I did a quick run/walk this morning. We plan to do another long dog walk later. We did almost three miles last night. And I did 5k on Tuesday. Gotta burn off all the beer I’ve been drinking. Lol.
And I’m wearing another cat dress:
I had an appointment with the GI doc on Zoom. You’ve gotta love technology.
I have a bunch of phone consultations this afternoon- starting at 11:30.
Today is pizza lunch Thursday. That’s a thing we’ve been doing.
Tonight the plan is to cook and watch the Dave Matthews livestream.
So far I’ve also gotten Jackson through his homeschooling for the day, and have him doing his chores now.
Not too shabby.
Lunchtime sex breaks.
I watched Contagion tonight, and now I’m even more freaked out.

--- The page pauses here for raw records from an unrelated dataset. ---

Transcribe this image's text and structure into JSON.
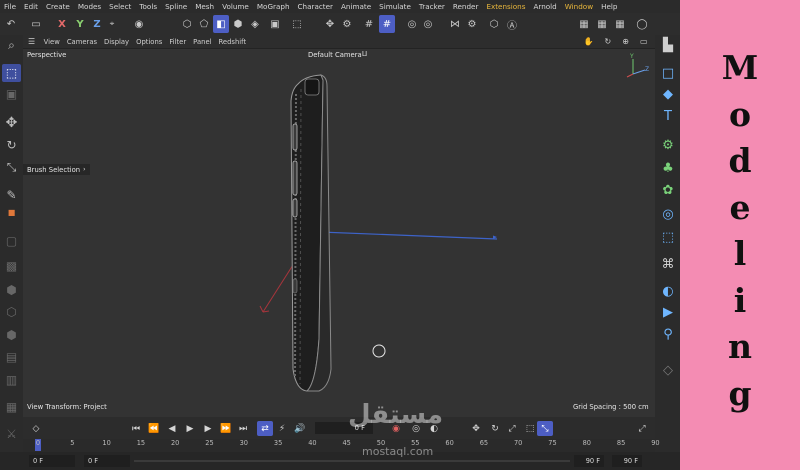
{
  "menu": [
    "File",
    "Edit",
    "Create",
    "Modes",
    "Select",
    "Tools",
    "Spline",
    "Mesh",
    "Volume",
    "MoGraph",
    "Character",
    "Animate",
    "Simulate",
    "Tracker",
    "Render",
    "Extensions",
    "Arnold",
    "Window",
    "Help"
  ],
  "toolbar": {
    "axis_x": "X",
    "axis_y": "Y",
    "axis_z": "Z"
  },
  "viewport_menu": [
    "Cameras",
    "Display",
    "Options",
    "Filter",
    "Panel",
    "Redshift"
  ],
  "viewport_menu_first": "View",
  "viewport": {
    "name": "Perspective",
    "camera": "Default Camera",
    "camera_glyph": "⨿",
    "brush_selection": "Brush Selection",
    "view_transform": "View Transform: Project",
    "grid_spacing": "Grid Spacing : 500 cm"
  },
  "axis_gizmo": {
    "y": "Y",
    "z": "Z"
  },
  "timeline": {
    "current_frame": "0 F"
  },
  "ruler_ticks": [
    "0",
    "5",
    "10",
    "15",
    "20",
    "25",
    "30",
    "35",
    "40",
    "45",
    "50",
    "55",
    "60",
    "65",
    "70",
    "75",
    "80",
    "85",
    "90"
  ],
  "range": {
    "start": "0 F",
    "preview_start": "0 F",
    "preview_end": "90 F",
    "end": "90 F"
  },
  "side_banner": {
    "letters": [
      "M",
      "o",
      "d",
      "e",
      "l",
      "i",
      "n",
      "g"
    ]
  },
  "watermark": {
    "main": "مستقل",
    "sub": "mostaql.com"
  },
  "icons": {
    "search": "search-icon",
    "select": "select-icon",
    "move": "move-icon",
    "rotate": "rotate-icon",
    "scale": "scale-icon"
  }
}
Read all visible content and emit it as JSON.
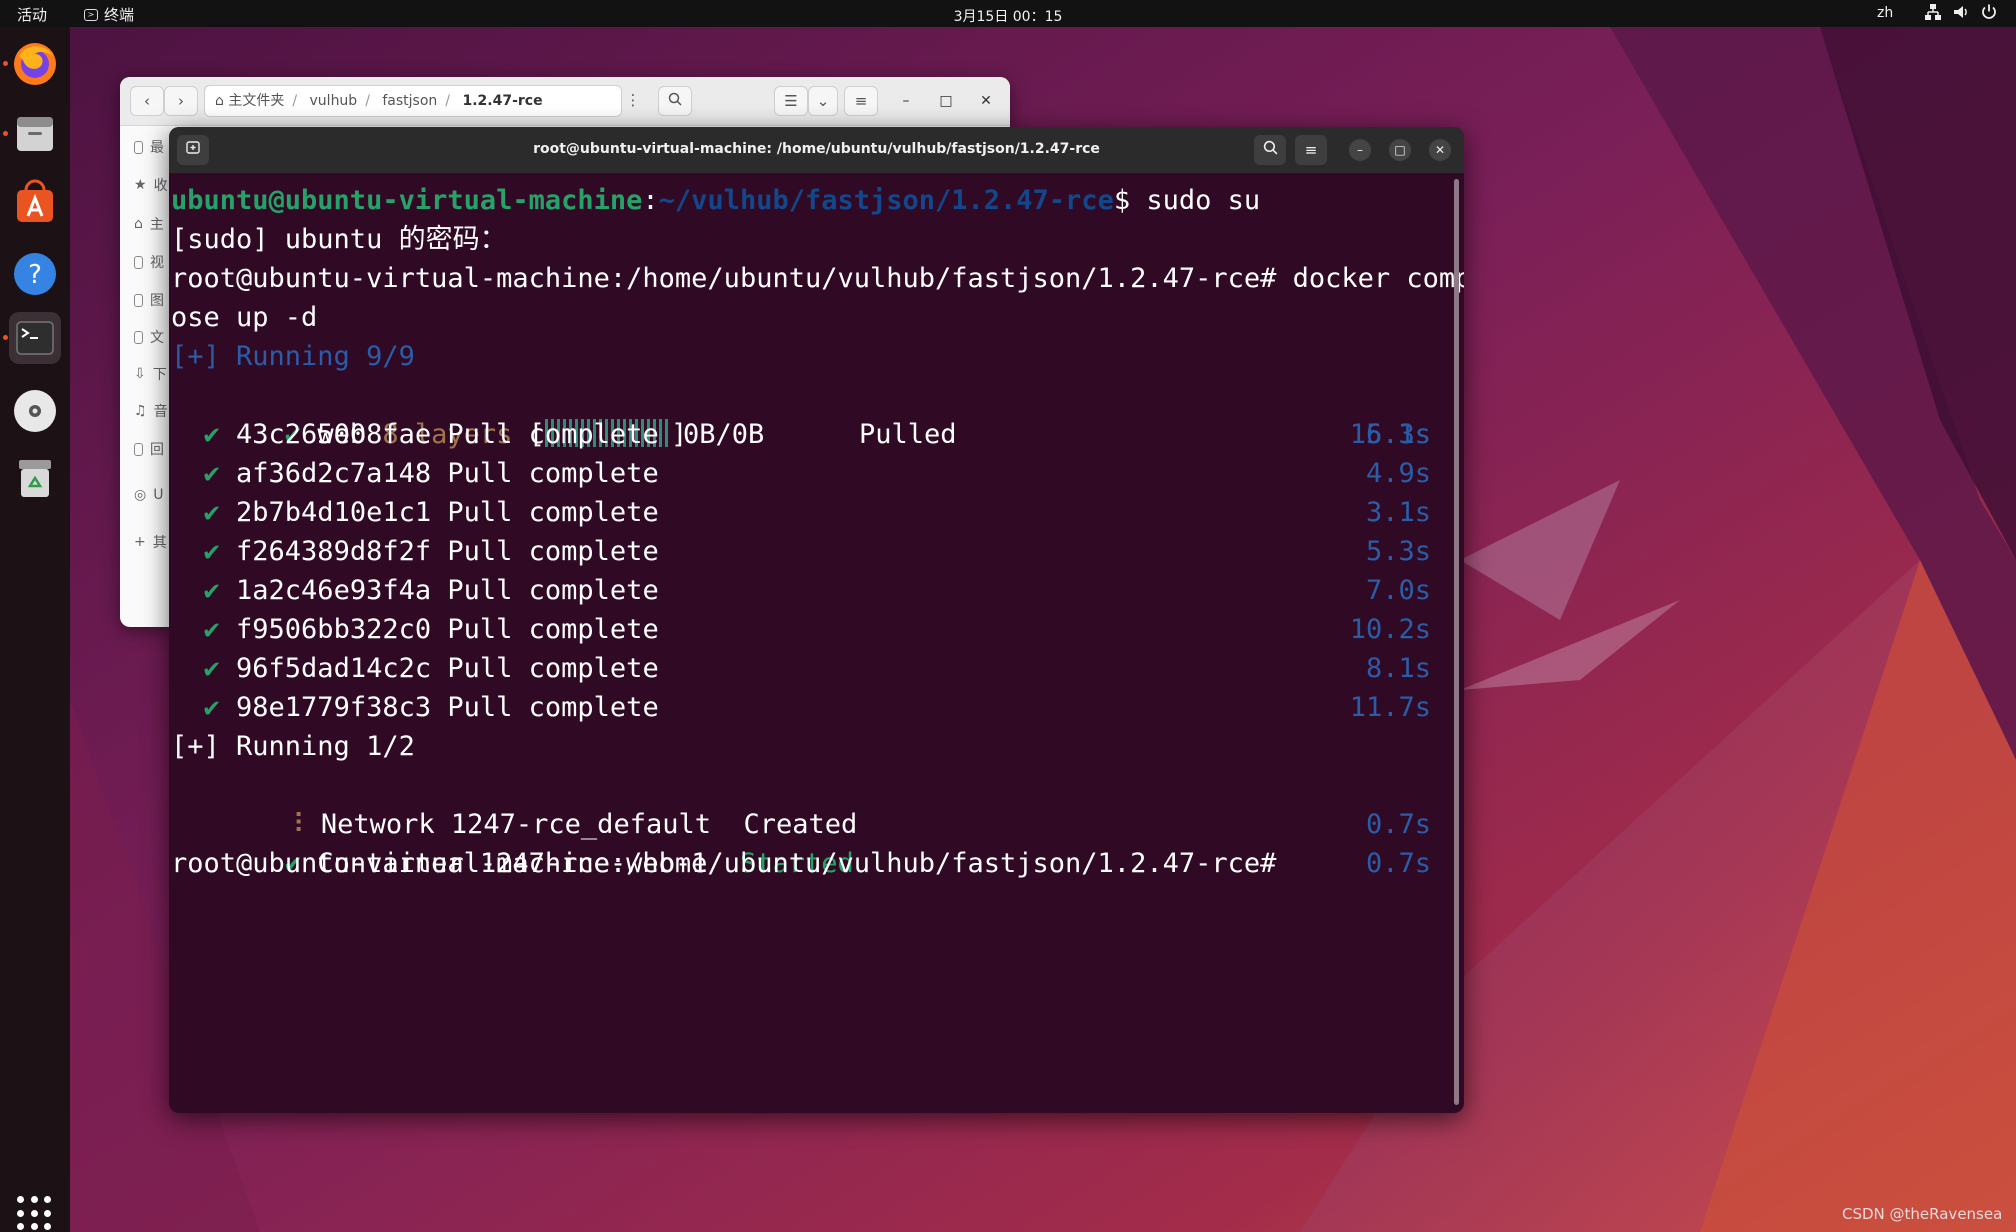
{
  "topbar": {
    "activities": "活动",
    "app_indicator": "终端",
    "clock": "3月15日  00：15",
    "lang": "zh"
  },
  "file_manager": {
    "path_home": "主文件夹",
    "path_1": "vulhub",
    "path_2": "fastjson",
    "path_3": "1.2.47-rce",
    "sidebar": [
      "最",
      "收",
      "主",
      "视",
      "图",
      "文",
      "下",
      "音",
      "回",
      "U",
      "其"
    ]
  },
  "terminal": {
    "title": "root@ubuntu-virtual-machine: /home/ubuntu/vulhub/fastjson/1.2.47-rce",
    "prompt_user": "ubuntu@ubuntu-virtual-machine",
    "prompt_colon": ":",
    "prompt_path": "~/vulhub/fastjson/1.2.47-rce",
    "prompt_cmd": "$ sudo su",
    "line_sudo": "[sudo] ubuntu 的密码：",
    "line_root_cmd": "root@ubuntu-virtual-machine:/home/ubuntu/vulhub/fastjson/1.2.47-rce# docker comp",
    "line_wrap": "ose up -d",
    "running_1": "[+] Running 9/9",
    "web_check": " ✔ ",
    "web_name": "web",
    "web_layers": " 8 layers ",
    "web_bracket_open": "[",
    "web_bracket_close": "]",
    "web_size": "0B/0B",
    "web_status": "Pulled",
    "web_time": "16.3s",
    "layers": [
      {
        "id": "43c265008fae",
        "status": "Pull complete",
        "time": "5.1s"
      },
      {
        "id": "af36d2c7a148",
        "status": "Pull complete",
        "time": "4.9s"
      },
      {
        "id": "2b7b4d10e1c1",
        "status": "Pull complete",
        "time": "3.1s"
      },
      {
        "id": "f264389d8f2f",
        "status": "Pull complete",
        "time": "5.3s"
      },
      {
        "id": "1a2c46e93f4a",
        "status": "Pull complete",
        "time": "7.0s"
      },
      {
        "id": "f9506bb322c0",
        "status": "Pull complete",
        "time": "10.2s"
      },
      {
        "id": "96f5dad14c2c",
        "status": "Pull complete",
        "time": "8.1s"
      },
      {
        "id": "98e1779f38c3",
        "status": "Pull complete",
        "time": "11.7s"
      }
    ],
    "running_2": "[+] Running 1/2",
    "network_mark": " ⠸ ",
    "network_name": "Network 1247-rce_default  ",
    "network_status": "Created",
    "network_time": "0.7s",
    "container_mark": " ✔ ",
    "container_name": "Container 1247-rce-web-1  ",
    "container_status": "Started",
    "container_time": "0.7s",
    "final_prompt": "root@ubuntu-virtual-machine:/home/ubuntu/vulhub/fastjson/1.2.47-rce#"
  },
  "watermark": "CSDN @theRavensea",
  "colors": {
    "terminal_bg": "#300a24",
    "prompt_green": "#26a269",
    "prompt_blue": "#12488b",
    "ubuntu_orange": "#e95420"
  }
}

I think this is actually Quarantine Day 10.
The days all run together at this point. I should stop counting.
I emailed my oncologist and told him I was losing my shit, so he called me in some Xanax. Fucking finally, bro. He told me to only take it as needed, and I’m like lol okay, dude, that’s like every minute of my fucking day anymore. I have metastatic cancer, and am immunocompromised during a fucking pandemic. I’m trapped in my fucking house. I’m also currently adjusting to two new meds with brutal side effects. Oh and all of this has happened within the last fucking month. Give me a minute.
The Ibrance (most likely) is causing rapid heart rate and some chest pains, so he advised that I stop it for two days to see if that is for sure the cause. If so, there is apparently a lower dose we can try. I’m not wanting to give up on it unless I absolutely have to. There aren’t enough treatment options to just discard one that might work. Ugh. In a lot of ways, the treatment is worse than the disease itself.

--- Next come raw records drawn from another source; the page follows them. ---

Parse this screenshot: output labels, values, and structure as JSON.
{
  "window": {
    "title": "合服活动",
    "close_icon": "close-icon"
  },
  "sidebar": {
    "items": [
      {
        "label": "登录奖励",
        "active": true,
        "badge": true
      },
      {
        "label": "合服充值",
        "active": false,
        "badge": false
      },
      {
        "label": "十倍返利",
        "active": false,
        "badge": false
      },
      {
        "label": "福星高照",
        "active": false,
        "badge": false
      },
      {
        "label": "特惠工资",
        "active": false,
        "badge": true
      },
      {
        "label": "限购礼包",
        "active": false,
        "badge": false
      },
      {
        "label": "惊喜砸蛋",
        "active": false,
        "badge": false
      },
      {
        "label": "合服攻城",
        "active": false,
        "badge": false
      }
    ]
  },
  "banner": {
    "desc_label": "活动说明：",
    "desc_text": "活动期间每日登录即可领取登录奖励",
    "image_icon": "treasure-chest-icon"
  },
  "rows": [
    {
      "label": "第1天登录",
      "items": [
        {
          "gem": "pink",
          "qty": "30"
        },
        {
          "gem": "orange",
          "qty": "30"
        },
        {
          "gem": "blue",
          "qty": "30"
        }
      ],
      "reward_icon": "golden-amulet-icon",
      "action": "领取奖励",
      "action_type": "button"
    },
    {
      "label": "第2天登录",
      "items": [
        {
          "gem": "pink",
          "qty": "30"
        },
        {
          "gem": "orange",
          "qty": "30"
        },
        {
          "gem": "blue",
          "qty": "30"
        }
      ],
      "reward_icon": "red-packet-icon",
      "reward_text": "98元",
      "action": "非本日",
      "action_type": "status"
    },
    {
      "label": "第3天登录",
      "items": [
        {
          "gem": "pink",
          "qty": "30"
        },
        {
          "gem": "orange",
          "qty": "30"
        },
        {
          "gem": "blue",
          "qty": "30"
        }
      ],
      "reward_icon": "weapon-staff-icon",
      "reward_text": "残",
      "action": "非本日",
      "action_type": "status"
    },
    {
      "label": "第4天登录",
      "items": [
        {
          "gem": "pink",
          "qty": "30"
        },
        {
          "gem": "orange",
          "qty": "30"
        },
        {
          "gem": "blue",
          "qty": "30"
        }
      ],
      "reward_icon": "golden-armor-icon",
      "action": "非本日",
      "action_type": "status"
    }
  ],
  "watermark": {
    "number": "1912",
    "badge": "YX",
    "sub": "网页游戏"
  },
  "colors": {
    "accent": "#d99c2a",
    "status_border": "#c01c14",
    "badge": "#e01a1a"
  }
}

When I washed my hair this morning, there was more in my hand than normal. Ugh. Let the shedding begin. I fucking hate cancer. If I end up needing a wig, I’m getting one of those super expensive human hair ones this time. FUCK IT. What am I saving my money for? *lol sob*
I’m trying to stay positive. I’m alive. I don’t seem to have Covid-19. My family is healthy. We are lucky to be financially secure and able to work from home. I really shouldn’t complain.
- Not feeling great today. The side effects are creeping in.
- This fatigue is a bitch.
- The kids are back after a weekend with the other parents. Freya has been very chatty and seems happy to be home. Jackson has been holed up in his room all damn day. 🤷🏻♀️
- I got very little done today, but I’m trying not to beat myself up. With everything going on, I feel like I’m doing quite well all things considered.
- Tomorrow is another chance to get it right. Whatever that even means anymore.
- I’m definitely gaining weight. Ugh.
- It’s cold again, and I hate it. I want to be able to hang outside on the deck, and maybe grill.
- The more I read the news, the more freaked out I get. I never want to leave the house again at this point.
- I got a message that Jackson’s school is now closed until the 23rd, but I imagine it will be even longer. In fact, I’m not expecting him to go back this school year.
- I have to set up a computer for him to work on. E-school starts on Wednesday.
- I’m in the bathtub right now, and it is glorious. This giant tub might be my favorite thing. I haven’t been able to take a bath for several weeks. First because of the biopsy, and then because of the rads markers. Showers just aren’t the same.
- We have been doing a fantastic job of maximizing our food, but another trip to the store is needed soon, and that freaks me out. D will go without me, but I’m still worried.
- I’m worried about everything right now, like so much so that my heart is always racing, and I can’t sleep.
- I’m also angry. Our government is a fucking disaster.
- I just remembered I forgot to take my Ibrance at dinner time. Gotta go do it now.
It feels really weird to be carrying on with these phone consultations today like nothing is wrong and the world isn’t falling apart around us.